You will be provided a few of the latest posts in HackerNews, followed by their URL.  
For each post, provide a brief summary followed by the URL the full post can be found at.  
  
Posts:  
{% for document in documents %}  
  {{document.content}}  
  URL: {{document.meta['url']}}  
{% endfor %}  
"""  
  
[...]  
  
pipeline.connect("hackernews_fetcher.articles", "prompt_builder.documents")

Notice how the prompt now refers to documents, and the connect call now attaches to the corresponding prompt_builder.documents input.

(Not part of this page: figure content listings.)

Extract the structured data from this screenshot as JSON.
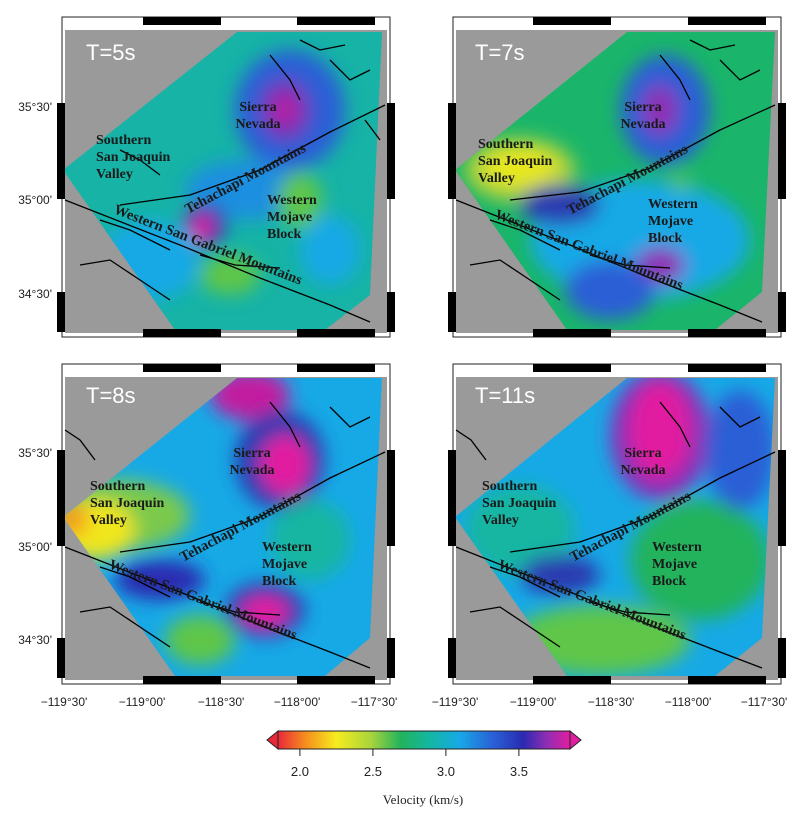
{
  "panels": [
    {
      "title": "T=5s"
    },
    {
      "title": "T=7s"
    },
    {
      "title": "T=8s"
    },
    {
      "title": "T=11s"
    }
  ],
  "regions": {
    "sierra": [
      "Sierra",
      "Nevada"
    ],
    "joaquin": [
      "Southern",
      "San Joaquin",
      "Valley"
    ],
    "mojave": [
      "Western",
      "Mojave",
      "Block"
    ]
  },
  "mountains": {
    "tehachapi": "Tehachapi Mountains",
    "gabriel": "Western San Gabriel Mountains"
  },
  "axes": {
    "x_ticks": [
      "−119°30'",
      "−119°00'",
      "−118°30'",
      "−118°00'",
      "−117°30'"
    ],
    "y_ticks": [
      "35°30'",
      "35°00'",
      "34°30'"
    ]
  },
  "colorbar": {
    "label": "Velocity (km/s)",
    "ticks": [
      "2.0",
      "2.5",
      "3.0",
      "3.5"
    ],
    "tick_values": [
      2.0,
      2.5,
      3.0,
      3.5
    ],
    "min": 1.85,
    "max": 3.85,
    "colors": [
      "#e8283a",
      "#f58a1f",
      "#f6ec1e",
      "#a7d43c",
      "#22b35c",
      "#14b6a2",
      "#17a9e6",
      "#2a5fd6",
      "#2a2ab0",
      "#8f2db5",
      "#e21ea0"
    ]
  },
  "colors": {
    "land_gray": "#9a9a9a",
    "fault": "#000000"
  }
}
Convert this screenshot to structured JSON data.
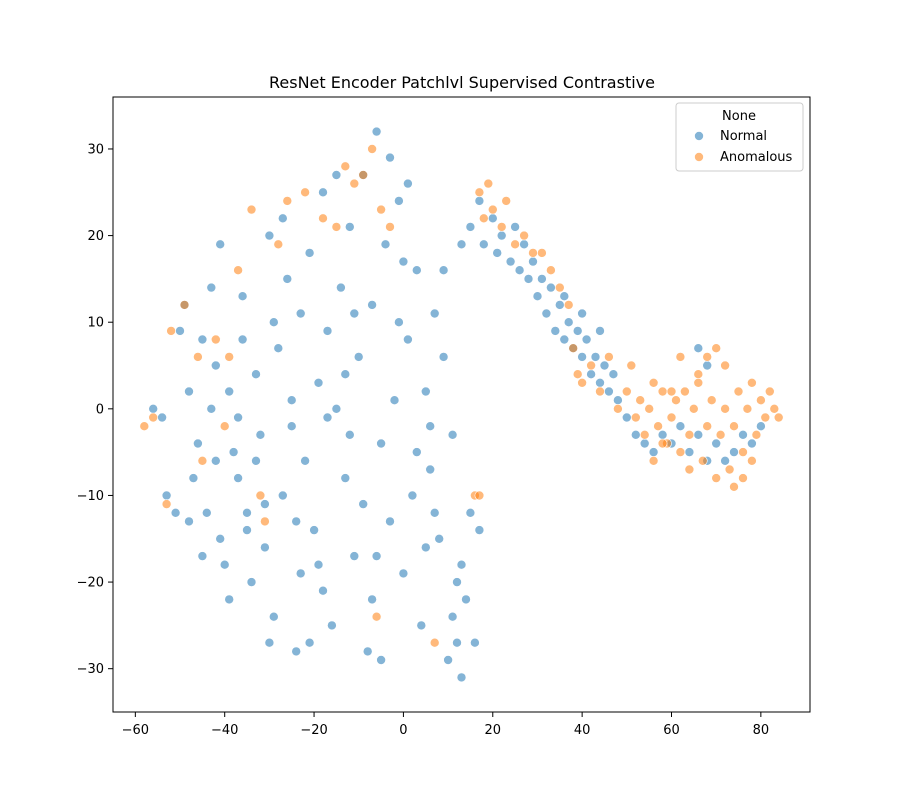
{
  "chart_data": {
    "type": "scatter",
    "title": "ResNet Encoder Patchlvl Supervised Contrastive",
    "xlabel": "",
    "ylabel": "",
    "xlim": [
      -65,
      91
    ],
    "ylim": [
      -35,
      36
    ],
    "xticks": [
      -60,
      -40,
      -20,
      0,
      20,
      40,
      60,
      80
    ],
    "yticks": [
      -30,
      -20,
      -10,
      0,
      10,
      20,
      30
    ],
    "grid": false,
    "legend": {
      "title": "None",
      "placement": "top-right",
      "entries": [
        "Normal",
        "Anomalous"
      ]
    },
    "series": [
      {
        "name": "Normal",
        "color": "#1f77b4",
        "points": [
          [
            -56,
            0
          ],
          [
            -54,
            -1
          ],
          [
            -53,
            -10
          ],
          [
            -51,
            -12
          ],
          [
            -50,
            9
          ],
          [
            -49,
            12
          ],
          [
            -48,
            2
          ],
          [
            -47,
            -8
          ],
          [
            -46,
            -4
          ],
          [
            -45,
            8
          ],
          [
            -44,
            -12
          ],
          [
            -43,
            0
          ],
          [
            -42,
            5
          ],
          [
            -41,
            -15
          ],
          [
            -40,
            -18
          ],
          [
            -39,
            2
          ],
          [
            -38,
            -5
          ],
          [
            -37,
            -8
          ],
          [
            -36,
            8
          ],
          [
            -35,
            -12
          ],
          [
            -34,
            -20
          ],
          [
            -33,
            4
          ],
          [
            -32,
            -3
          ],
          [
            -31,
            -16
          ],
          [
            -30,
            20
          ],
          [
            -29,
            -24
          ],
          [
            -28,
            7
          ],
          [
            -27,
            -10
          ],
          [
            -26,
            15
          ],
          [
            -25,
            -2
          ],
          [
            -24,
            -28
          ],
          [
            -23,
            11
          ],
          [
            -22,
            -6
          ],
          [
            -21,
            18
          ],
          [
            -20,
            -14
          ],
          [
            -19,
            3
          ],
          [
            -18,
            -21
          ],
          [
            -17,
            9
          ],
          [
            -16,
            -25
          ],
          [
            -15,
            0
          ],
          [
            -14,
            14
          ],
          [
            -13,
            -8
          ],
          [
            -12,
            21
          ],
          [
            -11,
            -17
          ],
          [
            -10,
            6
          ],
          [
            -9,
            27
          ],
          [
            -8,
            -28
          ],
          [
            -7,
            12
          ],
          [
            -6,
            32
          ],
          [
            -5,
            -4
          ],
          [
            -4,
            19
          ],
          [
            -3,
            -13
          ],
          [
            -2,
            1
          ],
          [
            -1,
            24
          ],
          [
            0,
            -19
          ],
          [
            1,
            8
          ],
          [
            2,
            -10
          ],
          [
            3,
            16
          ],
          [
            4,
            -25
          ],
          [
            5,
            2
          ],
          [
            6,
            -7
          ],
          [
            7,
            11
          ],
          [
            8,
            -15
          ],
          [
            9,
            6
          ],
          [
            10,
            -29
          ],
          [
            11,
            -3
          ],
          [
            12,
            -20
          ],
          [
            13,
            -31
          ],
          [
            14,
            -22
          ],
          [
            15,
            -12
          ],
          [
            16,
            -27
          ],
          [
            17,
            -14
          ],
          [
            -45,
            -17
          ],
          [
            -39,
            -22
          ],
          [
            -33,
            -6
          ],
          [
            -27,
            22
          ],
          [
            -21,
            -27
          ],
          [
            -15,
            27
          ],
          [
            -9,
            -11
          ],
          [
            -3,
            29
          ],
          [
            3,
            -5
          ],
          [
            9,
            16
          ],
          [
            -43,
            14
          ],
          [
            -37,
            -1
          ],
          [
            -31,
            -11
          ],
          [
            -25,
            1
          ],
          [
            -19,
            -18
          ],
          [
            -13,
            4
          ],
          [
            -7,
            -22
          ],
          [
            -1,
            10
          ],
          [
            5,
            -16
          ],
          [
            11,
            -24
          ],
          [
            -48,
            -13
          ],
          [
            -42,
            -6
          ],
          [
            -36,
            13
          ],
          [
            -30,
            -27
          ],
          [
            -24,
            -13
          ],
          [
            -18,
            25
          ],
          [
            -12,
            -3
          ],
          [
            -6,
            -17
          ],
          [
            0,
            17
          ],
          [
            6,
            -2
          ],
          [
            12,
            -27
          ],
          [
            -41,
            19
          ],
          [
            -35,
            -14
          ],
          [
            -29,
            10
          ],
          [
            -23,
            -19
          ],
          [
            -17,
            -1
          ],
          [
            -11,
            11
          ],
          [
            -5,
            -29
          ],
          [
            1,
            26
          ],
          [
            7,
            -12
          ],
          [
            13,
            -18
          ],
          [
            13,
            19
          ],
          [
            15,
            21
          ],
          [
            17,
            24
          ],
          [
            18,
            19
          ],
          [
            20,
            22
          ],
          [
            21,
            18
          ],
          [
            22,
            20
          ],
          [
            24,
            17
          ],
          [
            25,
            21
          ],
          [
            26,
            16
          ],
          [
            27,
            19
          ],
          [
            28,
            15
          ],
          [
            29,
            17
          ],
          [
            30,
            13
          ],
          [
            31,
            15
          ],
          [
            32,
            11
          ],
          [
            33,
            14
          ],
          [
            34,
            9
          ],
          [
            35,
            12
          ],
          [
            36,
            8
          ],
          [
            37,
            10
          ],
          [
            38,
            7
          ],
          [
            39,
            9
          ],
          [
            40,
            6
          ],
          [
            41,
            8
          ],
          [
            42,
            4
          ],
          [
            43,
            6
          ],
          [
            44,
            3
          ],
          [
            45,
            5
          ],
          [
            46,
            2
          ],
          [
            47,
            4
          ],
          [
            48,
            1
          ],
          [
            50,
            -1
          ],
          [
            52,
            -3
          ],
          [
            54,
            -4
          ],
          [
            56,
            -5
          ],
          [
            58,
            -3
          ],
          [
            60,
            -4
          ],
          [
            62,
            -2
          ],
          [
            64,
            -5
          ],
          [
            66,
            -3
          ],
          [
            68,
            -6
          ],
          [
            70,
            -4
          ],
          [
            72,
            -6
          ],
          [
            74,
            -5
          ],
          [
            76,
            -3
          ],
          [
            78,
            -4
          ],
          [
            80,
            -2
          ],
          [
            66,
            7
          ],
          [
            68,
            5
          ],
          [
            36,
            13
          ],
          [
            40,
            11
          ],
          [
            44,
            9
          ]
        ]
      },
      {
        "name": "Anomalous",
        "color": "#ff7f0e",
        "points": [
          [
            -58,
            -2
          ],
          [
            -56,
            -1
          ],
          [
            -53,
            -11
          ],
          [
            -52,
            9
          ],
          [
            -49,
            12
          ],
          [
            -46,
            6
          ],
          [
            -45,
            -6
          ],
          [
            -42,
            8
          ],
          [
            -40,
            -2
          ],
          [
            -39,
            6
          ],
          [
            -37,
            16
          ],
          [
            -34,
            23
          ],
          [
            -32,
            -10
          ],
          [
            -31,
            -13
          ],
          [
            -28,
            19
          ],
          [
            -26,
            24
          ],
          [
            -22,
            25
          ],
          [
            -18,
            22
          ],
          [
            -15,
            21
          ],
          [
            -13,
            28
          ],
          [
            -11,
            26
          ],
          [
            -9,
            27
          ],
          [
            -7,
            30
          ],
          [
            -6,
            -24
          ],
          [
            -5,
            23
          ],
          [
            -3,
            21
          ],
          [
            7,
            -27
          ],
          [
            16,
            -10
          ],
          [
            17,
            -10
          ],
          [
            17,
            25
          ],
          [
            18,
            22
          ],
          [
            19,
            26
          ],
          [
            20,
            23
          ],
          [
            22,
            21
          ],
          [
            23,
            24
          ],
          [
            25,
            19
          ],
          [
            27,
            20
          ],
          [
            29,
            18
          ],
          [
            31,
            18
          ],
          [
            33,
            16
          ],
          [
            35,
            14
          ],
          [
            37,
            12
          ],
          [
            38,
            7
          ],
          [
            39,
            4
          ],
          [
            40,
            3
          ],
          [
            42,
            5
          ],
          [
            44,
            2
          ],
          [
            46,
            6
          ],
          [
            48,
            0
          ],
          [
            50,
            2
          ],
          [
            51,
            5
          ],
          [
            52,
            -1
          ],
          [
            53,
            1
          ],
          [
            54,
            -3
          ],
          [
            55,
            0
          ],
          [
            56,
            3
          ],
          [
            57,
            -2
          ],
          [
            58,
            2
          ],
          [
            59,
            -4
          ],
          [
            60,
            -1
          ],
          [
            61,
            1
          ],
          [
            62,
            -5
          ],
          [
            63,
            2
          ],
          [
            64,
            -3
          ],
          [
            65,
            0
          ],
          [
            66,
            3
          ],
          [
            67,
            -6
          ],
          [
            68,
            -2
          ],
          [
            69,
            1
          ],
          [
            70,
            -8
          ],
          [
            71,
            -3
          ],
          [
            72,
            0
          ],
          [
            73,
            -7
          ],
          [
            74,
            -2
          ],
          [
            75,
            2
          ],
          [
            76,
            -5
          ],
          [
            77,
            0
          ],
          [
            78,
            3
          ],
          [
            79,
            -3
          ],
          [
            80,
            1
          ],
          [
            81,
            -1
          ],
          [
            82,
            2
          ],
          [
            83,
            0
          ],
          [
            84,
            -1
          ],
          [
            70,
            7
          ],
          [
            72,
            5
          ],
          [
            68,
            6
          ],
          [
            66,
            4
          ],
          [
            62,
            6
          ],
          [
            60,
            2
          ],
          [
            64,
            -7
          ],
          [
            58,
            -4
          ],
          [
            56,
            -6
          ],
          [
            74,
            -9
          ],
          [
            76,
            -8
          ],
          [
            78,
            -6
          ]
        ]
      }
    ]
  }
}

Now that we have a pipeline, we can run it. Here is what I got as a response at about 22:45 CET on September 21st 🤗

result = pipe.run(data={"hackernews_fetcher":{"last_k": 2}})  
print(result['llm']['replies'][0])

Response:

1. "The translation world has legends of its own, but not all legends involve greatness.   
Many provide pain, confusion, or comedy, as these examples of bad game translation prove."   
- This post shares a humorous look at some examples of poor video game translations that have   
resulted in confusion and comedy. The author seeks to highlight that while translation is often   
necessary in game localization, it can sometimes yield suboptimal results.  
Link: https://legendsoflocalization.com/bad-translation/  
  
2. “Recently, I found myself returning to a compelling series of   
blog posts titled Zero-cost futures in Rust by Aaron Turon about what would   
become the foundation of Rust's async ecosystem.”   
- This post provides an in-depth analysis of the current state of Rust's   
'async' ecosystem, drawing upon the author's own experiences and Aaron Turon's   
blog series, "Zero-cost futures in Rust". The author also discusses the benefits and   
negatives of the current async ecosystem, the problems with ecosystem fragmentation,   
the state and issue of async-std, alternative runtimes, the complexities of writing async code,   
the benefits of synchronous threads over async, and the obsessiveness of Rust landscape with an   
async-first approach. The post concludes with the notion that async Rust should be used only   
when necessary and that the smaller, simpler language inside Rust (the synchronous Rust)   
should be the default mode.  
Link: https://corrode.dev/blog/async/

Further Improvements

This custom component was created as an experiment and you could certainly take it much further in a real-world application.

For example, our experimental component does nothing to reduce the length of the content in each article. This means that GPT-4 may struggle to give a good response, especially when setting last_k to a high number.